Il existe des albums qui vous filent la banane dès la première écoute, en sachant appuyer là où ca fait du bien, vous soignant ainsi les orifices auditifs à grands coups de riffs inspirés et aiguisés… Si ces quelques mots d’introduction vous ont d’ores et déjà fait saliver, inutile de lire la suite. Courez plutôt chez votre disquaire le plus proche dépenser une vingtaine d’euros pour acquérir le nouvel album d’Audrey Horne, intitulé (fort judicieusement) Youngblood, tant il appartient bel et bien à cette catégorie bananifère évoquée plus haut.

Non seulement nos amis Bergenois possèdent un des patronymes les plus classes de l’histoire du Rock (Sherilyn si tu nous lis…), mais ils peuvent également se vanter d’avoir accouché d’une discographie susceptible de faire beaucoup d’envieux, y compris parmi des groupes nettement plus renommés. A l’instar des génies suédois de Spiritual Beggars, Audrey Horne avance ainsi dans l’ombre depuis une dizaine d’années, souvent un peu trop loin des feux de la rampe (si l’on excepte la Norvège), mais justifiant disque après disque leur excellente réputation auprès des initiés.

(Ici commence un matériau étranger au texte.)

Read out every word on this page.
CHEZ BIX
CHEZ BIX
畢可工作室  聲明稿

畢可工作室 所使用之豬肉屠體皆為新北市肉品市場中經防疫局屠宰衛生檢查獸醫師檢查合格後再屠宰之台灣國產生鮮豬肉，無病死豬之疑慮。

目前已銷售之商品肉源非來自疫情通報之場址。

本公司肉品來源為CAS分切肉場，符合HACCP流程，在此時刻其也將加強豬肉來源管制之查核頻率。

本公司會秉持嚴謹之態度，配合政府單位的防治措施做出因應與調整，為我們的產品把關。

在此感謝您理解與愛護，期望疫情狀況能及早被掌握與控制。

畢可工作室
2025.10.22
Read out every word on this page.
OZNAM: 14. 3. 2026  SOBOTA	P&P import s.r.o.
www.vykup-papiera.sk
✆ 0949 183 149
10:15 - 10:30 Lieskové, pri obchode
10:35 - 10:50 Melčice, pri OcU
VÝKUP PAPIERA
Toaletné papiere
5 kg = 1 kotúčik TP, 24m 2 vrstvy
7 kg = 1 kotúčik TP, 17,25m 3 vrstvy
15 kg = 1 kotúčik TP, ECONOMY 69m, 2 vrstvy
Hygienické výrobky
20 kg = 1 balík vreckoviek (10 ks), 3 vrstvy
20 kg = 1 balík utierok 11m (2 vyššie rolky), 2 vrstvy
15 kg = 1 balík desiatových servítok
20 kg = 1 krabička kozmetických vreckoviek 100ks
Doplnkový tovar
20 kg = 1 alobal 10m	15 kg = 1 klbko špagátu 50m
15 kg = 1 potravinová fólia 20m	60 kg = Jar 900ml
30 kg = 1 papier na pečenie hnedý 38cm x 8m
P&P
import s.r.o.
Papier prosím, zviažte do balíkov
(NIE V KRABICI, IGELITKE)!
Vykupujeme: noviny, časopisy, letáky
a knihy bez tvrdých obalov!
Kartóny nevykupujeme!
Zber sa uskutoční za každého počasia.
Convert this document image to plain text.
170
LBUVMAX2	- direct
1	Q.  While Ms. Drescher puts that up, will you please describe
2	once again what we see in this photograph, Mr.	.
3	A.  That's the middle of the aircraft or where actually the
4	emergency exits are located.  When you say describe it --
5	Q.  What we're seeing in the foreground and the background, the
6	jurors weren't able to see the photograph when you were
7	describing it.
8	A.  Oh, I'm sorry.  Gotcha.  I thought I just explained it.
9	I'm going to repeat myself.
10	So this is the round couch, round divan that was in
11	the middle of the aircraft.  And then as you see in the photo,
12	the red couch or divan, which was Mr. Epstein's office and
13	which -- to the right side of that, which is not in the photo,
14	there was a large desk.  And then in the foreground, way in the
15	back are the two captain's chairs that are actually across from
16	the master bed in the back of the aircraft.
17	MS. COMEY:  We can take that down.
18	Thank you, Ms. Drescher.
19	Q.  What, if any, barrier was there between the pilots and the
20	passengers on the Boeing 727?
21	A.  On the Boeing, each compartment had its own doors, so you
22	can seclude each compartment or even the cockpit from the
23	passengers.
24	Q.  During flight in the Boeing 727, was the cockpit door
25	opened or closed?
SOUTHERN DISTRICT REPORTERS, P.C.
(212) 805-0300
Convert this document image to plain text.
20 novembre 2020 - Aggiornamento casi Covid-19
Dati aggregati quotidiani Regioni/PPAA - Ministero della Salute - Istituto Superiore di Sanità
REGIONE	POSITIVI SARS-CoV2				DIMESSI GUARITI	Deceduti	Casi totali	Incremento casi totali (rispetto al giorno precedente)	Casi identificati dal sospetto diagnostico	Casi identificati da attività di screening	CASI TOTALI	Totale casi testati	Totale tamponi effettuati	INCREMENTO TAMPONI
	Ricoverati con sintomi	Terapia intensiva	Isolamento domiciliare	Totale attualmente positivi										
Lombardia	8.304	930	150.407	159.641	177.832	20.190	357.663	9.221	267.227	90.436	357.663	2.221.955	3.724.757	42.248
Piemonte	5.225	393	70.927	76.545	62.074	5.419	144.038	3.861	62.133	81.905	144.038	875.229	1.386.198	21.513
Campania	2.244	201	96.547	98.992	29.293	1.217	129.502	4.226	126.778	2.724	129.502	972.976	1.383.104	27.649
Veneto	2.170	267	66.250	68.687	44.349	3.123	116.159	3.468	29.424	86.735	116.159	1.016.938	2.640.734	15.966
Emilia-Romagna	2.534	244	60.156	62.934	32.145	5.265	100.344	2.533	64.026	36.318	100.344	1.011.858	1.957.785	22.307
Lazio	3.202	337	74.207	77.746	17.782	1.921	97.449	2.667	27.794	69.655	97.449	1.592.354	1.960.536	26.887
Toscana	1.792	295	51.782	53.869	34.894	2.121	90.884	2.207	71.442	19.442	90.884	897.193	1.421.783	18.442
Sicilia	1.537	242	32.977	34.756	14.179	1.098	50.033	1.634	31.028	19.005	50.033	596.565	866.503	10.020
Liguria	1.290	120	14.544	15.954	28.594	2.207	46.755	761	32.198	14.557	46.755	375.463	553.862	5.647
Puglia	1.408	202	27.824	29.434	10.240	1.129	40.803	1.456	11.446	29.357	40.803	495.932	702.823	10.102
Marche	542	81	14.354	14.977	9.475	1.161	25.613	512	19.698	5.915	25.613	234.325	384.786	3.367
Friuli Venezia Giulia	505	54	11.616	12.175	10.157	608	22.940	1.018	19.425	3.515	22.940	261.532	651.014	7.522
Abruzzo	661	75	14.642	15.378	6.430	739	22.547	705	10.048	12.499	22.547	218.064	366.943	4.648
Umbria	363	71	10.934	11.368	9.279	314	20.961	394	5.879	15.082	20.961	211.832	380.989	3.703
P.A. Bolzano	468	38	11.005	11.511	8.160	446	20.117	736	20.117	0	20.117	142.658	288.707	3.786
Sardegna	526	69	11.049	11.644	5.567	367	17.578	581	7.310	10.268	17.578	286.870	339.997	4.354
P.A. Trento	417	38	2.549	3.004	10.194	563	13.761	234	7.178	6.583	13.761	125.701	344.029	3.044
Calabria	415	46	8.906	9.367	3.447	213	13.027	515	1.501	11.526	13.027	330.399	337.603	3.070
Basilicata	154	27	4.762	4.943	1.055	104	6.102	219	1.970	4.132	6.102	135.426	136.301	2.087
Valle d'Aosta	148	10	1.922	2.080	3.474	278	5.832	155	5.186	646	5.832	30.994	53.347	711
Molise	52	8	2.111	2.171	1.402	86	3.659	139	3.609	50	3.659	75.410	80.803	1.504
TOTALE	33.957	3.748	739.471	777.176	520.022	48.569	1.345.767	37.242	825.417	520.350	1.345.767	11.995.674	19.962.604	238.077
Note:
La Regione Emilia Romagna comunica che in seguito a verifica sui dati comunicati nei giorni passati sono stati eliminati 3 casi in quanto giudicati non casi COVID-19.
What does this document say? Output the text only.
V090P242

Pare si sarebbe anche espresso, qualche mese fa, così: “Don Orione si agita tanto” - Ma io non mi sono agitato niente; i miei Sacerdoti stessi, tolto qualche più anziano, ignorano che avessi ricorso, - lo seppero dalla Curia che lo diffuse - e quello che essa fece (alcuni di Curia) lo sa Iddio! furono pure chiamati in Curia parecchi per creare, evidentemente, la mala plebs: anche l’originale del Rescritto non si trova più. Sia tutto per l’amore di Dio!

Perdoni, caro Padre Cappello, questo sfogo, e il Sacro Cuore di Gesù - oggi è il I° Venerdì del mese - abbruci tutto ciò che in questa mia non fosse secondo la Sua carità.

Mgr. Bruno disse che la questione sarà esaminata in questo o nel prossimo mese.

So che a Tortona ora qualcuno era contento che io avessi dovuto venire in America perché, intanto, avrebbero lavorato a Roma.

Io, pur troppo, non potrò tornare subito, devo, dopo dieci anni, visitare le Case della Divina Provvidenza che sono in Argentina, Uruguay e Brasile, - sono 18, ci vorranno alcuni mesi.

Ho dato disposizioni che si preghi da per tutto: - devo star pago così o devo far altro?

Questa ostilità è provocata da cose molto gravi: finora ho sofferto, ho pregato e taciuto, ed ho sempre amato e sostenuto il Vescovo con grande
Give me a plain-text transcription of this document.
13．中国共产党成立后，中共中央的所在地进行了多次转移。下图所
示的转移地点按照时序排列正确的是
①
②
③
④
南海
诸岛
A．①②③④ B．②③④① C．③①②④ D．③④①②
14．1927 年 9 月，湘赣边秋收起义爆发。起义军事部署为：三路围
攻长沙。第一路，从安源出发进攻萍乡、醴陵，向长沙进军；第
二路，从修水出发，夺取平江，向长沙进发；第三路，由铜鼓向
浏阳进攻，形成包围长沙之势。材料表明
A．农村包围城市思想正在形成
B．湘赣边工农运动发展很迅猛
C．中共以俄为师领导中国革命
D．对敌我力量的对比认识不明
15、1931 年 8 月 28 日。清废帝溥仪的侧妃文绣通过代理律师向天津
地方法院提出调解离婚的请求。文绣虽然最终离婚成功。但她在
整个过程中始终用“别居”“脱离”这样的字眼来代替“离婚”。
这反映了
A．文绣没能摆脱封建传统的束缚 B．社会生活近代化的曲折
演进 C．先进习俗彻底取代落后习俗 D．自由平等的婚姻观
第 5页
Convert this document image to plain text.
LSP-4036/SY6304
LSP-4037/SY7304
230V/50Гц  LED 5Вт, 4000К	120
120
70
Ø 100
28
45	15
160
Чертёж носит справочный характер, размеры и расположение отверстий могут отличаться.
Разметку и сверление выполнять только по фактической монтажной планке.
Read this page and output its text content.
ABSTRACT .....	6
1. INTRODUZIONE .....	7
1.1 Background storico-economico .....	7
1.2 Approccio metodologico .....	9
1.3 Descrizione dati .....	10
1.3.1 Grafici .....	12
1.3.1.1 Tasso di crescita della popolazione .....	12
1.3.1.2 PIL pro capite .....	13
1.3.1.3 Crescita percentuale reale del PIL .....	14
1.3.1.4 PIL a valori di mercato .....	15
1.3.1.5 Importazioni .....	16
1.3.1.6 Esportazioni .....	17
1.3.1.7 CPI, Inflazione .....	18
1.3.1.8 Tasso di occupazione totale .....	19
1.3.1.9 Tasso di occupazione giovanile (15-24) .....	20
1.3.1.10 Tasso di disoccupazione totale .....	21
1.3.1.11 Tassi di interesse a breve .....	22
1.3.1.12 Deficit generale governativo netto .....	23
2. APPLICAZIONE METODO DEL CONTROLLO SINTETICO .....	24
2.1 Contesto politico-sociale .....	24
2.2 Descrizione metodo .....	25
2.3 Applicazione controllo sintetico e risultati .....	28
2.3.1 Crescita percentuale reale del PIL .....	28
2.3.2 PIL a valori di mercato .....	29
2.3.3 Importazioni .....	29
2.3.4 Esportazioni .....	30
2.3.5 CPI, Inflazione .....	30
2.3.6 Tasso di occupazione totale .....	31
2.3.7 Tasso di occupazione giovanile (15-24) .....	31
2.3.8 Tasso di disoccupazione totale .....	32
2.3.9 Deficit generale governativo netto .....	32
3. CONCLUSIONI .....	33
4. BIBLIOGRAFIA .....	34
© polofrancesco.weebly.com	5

Mais voilà… comme dirait Bob, il semble que les temps sont en train de changer. En témoignent la couverture du dernier Rock Hard magazine offrant enfin à Toschie et sa bande une exposition toute méritée, ainsi que des concerts de plus en plus complets ou des premières parties qui en jètent (Metallica par exemple). Youngblood serait-il donc l’album de la consécration?

C’est sans trop me mouiller que j’ose répondre affirmativement en secouant la tête avec autant de virulence qu’un fan de Lamb of God. En ouvrant sa musique à des influences plus larges, en l’aérant comme jamais tout en conservant ce qui faisait jusque là la force du groupe (ce subtil croisement entre Hard Rock et métal, ces riffs et soli imparables, ces mélodies miamesques et ce chant sous stéroïdes), il semble ainsi que mademoiselle Horne ait trouvé la recette idéale pour conquérir de nouveaux horizons et séduire de nouveaux fans.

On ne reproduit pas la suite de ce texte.